The division by \(w' = g x + h y + 1\) is what makes the transformation projective rather than merely affine. When \(g\) and \(h\) are both zero, \(w'\) stays at one and the division does nothing – the affine form again. When either is non-zero, \(w'\) varies with the input position and pixels at different positions get foreshortened by different amounts, which no longer keeps parallel lines parallel – it is exactly the keystone effect of looking at a flat plane from an oblique angle. A projective transformation is the most general geometric warp that takes straight lines to straight lines; scaling, flipping, transposing, rotating, and the four-corner rotation correction are all special cases of one.

The named transformations drop out of the affine form directly. The identity transformation is the identity matrix, and:

\[\begin{split}\underbrace{\begin{bmatrix} 1 & 0 & t_x \\ 0 & 1 & t_y \\ 0 & 0 & 1 \end{bmatrix}}_{\text{translate by } (t_x, \; t_y)} \qquad \underbrace{\begin{bmatrix} s_x & 0 & 0 \\ 0 & s_y & 0 \\ 0 & 0 & 1 \end{bmatrix}}_{\text{scale by } (s_x, \; s_y)} \qquad \underbrace{\begin{bmatrix} \cos\theta & -\sin\theta & 0 \\ \sin\theta & \cos\theta & 0 \\ 0 & 0 & 1 \end{bmatrix}}_{\text{rotate by } \theta}\end{split}\]
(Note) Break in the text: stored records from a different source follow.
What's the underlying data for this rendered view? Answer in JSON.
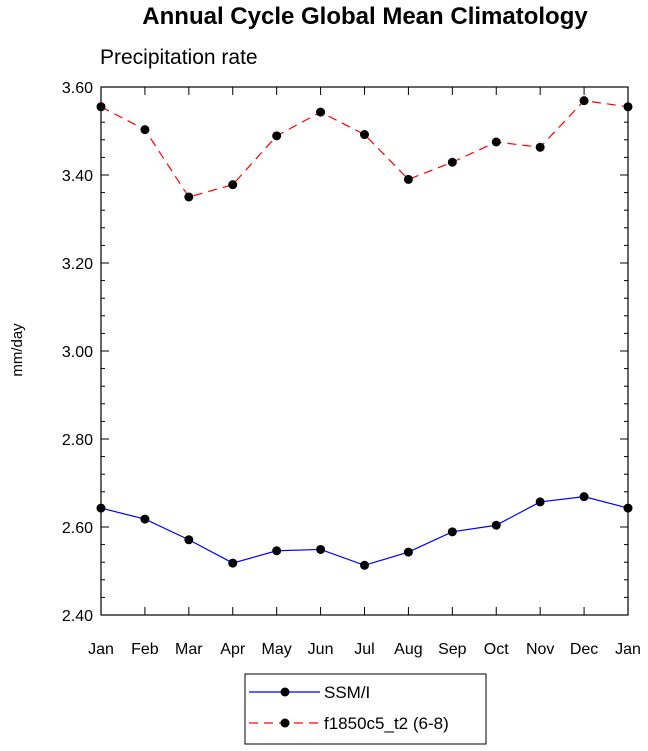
{
  "chart_data": {
    "type": "line",
    "title": "Annual Cycle Global Mean Climatology",
    "subtitle": "Precipitation rate",
    "ylabel": "mm/day",
    "xlabel": "",
    "categories": [
      "Jan",
      "Feb",
      "Mar",
      "Apr",
      "May",
      "Jun",
      "Jul",
      "Aug",
      "Sep",
      "Oct",
      "Nov",
      "Dec",
      "Jan"
    ],
    "ylim": [
      2.4,
      3.6
    ],
    "yticks": [
      "2.40",
      "2.60",
      "2.80",
      "3.00",
      "3.20",
      "3.40",
      "3.60"
    ],
    "ytick_values": [
      2.4,
      2.6,
      2.8,
      3.0,
      3.2,
      3.4,
      3.6
    ],
    "grid": false,
    "legend_position": "bottom-center",
    "series": [
      {
        "name": "SSM/I",
        "color": "#0000ff",
        "dash": "solid",
        "values": [
          2.643,
          2.618,
          2.571,
          2.518,
          2.546,
          2.549,
          2.513,
          2.543,
          2.589,
          2.604,
          2.657,
          2.669,
          2.643
        ]
      },
      {
        "name": "f1850c5_t2 (6-8)",
        "color": "#ff0000",
        "dash": "dashed",
        "values": [
          3.555,
          3.503,
          3.35,
          3.378,
          3.489,
          3.543,
          3.492,
          3.39,
          3.429,
          3.475,
          3.463,
          3.569,
          3.555
        ]
      }
    ]
  }
}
For most hand-built transforms an application starts with one of these as a base and multiplies in further matrices for each additional operation, ending with a single 3-by-3 matrix that describes the composite warp. Matrices apply right to left: \(M = T R S\) runs the scale first, then the rotation, then the translation. The composite everyone needs eventually is rotation about the image centre – a bare rotation matrix spins the image about the pixel origin at the top-left corner, so the centred version moves the centre \((c_x, c_y)\) to the origin, rotates, and moves it back:

\[\begin{split}M = \underbrace{\begin{bmatrix} 1 & 0 & c_x \\ 0 & 1 & c_y \\ 0 & 0 & 1 \end{bmatrix}}_{\text{move centre back}} \underbrace{\begin{bmatrix} \cos\theta & -\sin\theta & 0 \\ \sin\theta & \cos\theta & 0 \\ 0 & 0 & 1 \end{bmatrix}}_{\text{rotate}} \underbrace{\begin{bmatrix} 1 & 0 & -c_x \\ 0 & 1 & -c_y \\ 0 & 0 & 1 \end{bmatrix}}_{\text{move centre to origin}}\end{split}\]

7.23.2. The transform keyword

The matrix goes in through a transform keyword, supplied as a 3-by-3 ulab.numpy.ndarray. The method to reach for is draw_image(), which warps the source through the matrix as it draws it onto a destination – the result lands in a buffer the application controls, and the warp composes with everything else on the call: the scaling, the alpha blending, the masking.

import ulab.numpy as np

M = np.array([[1.2,  0.0, -20.0],
              [0.0,  1.2, -15.0],
              [0.0,  0.0,   1.0]])

canvas.draw_image(img, transform=M)

The example warps img onto canvas scaled by 1.2 in each direction and shifted left and up by 20 and 15 pixels respectively – an affine warp built directly from the matrix entries described above. The same keyword on copy(), crop(), and scale() applies the warp to the image itself.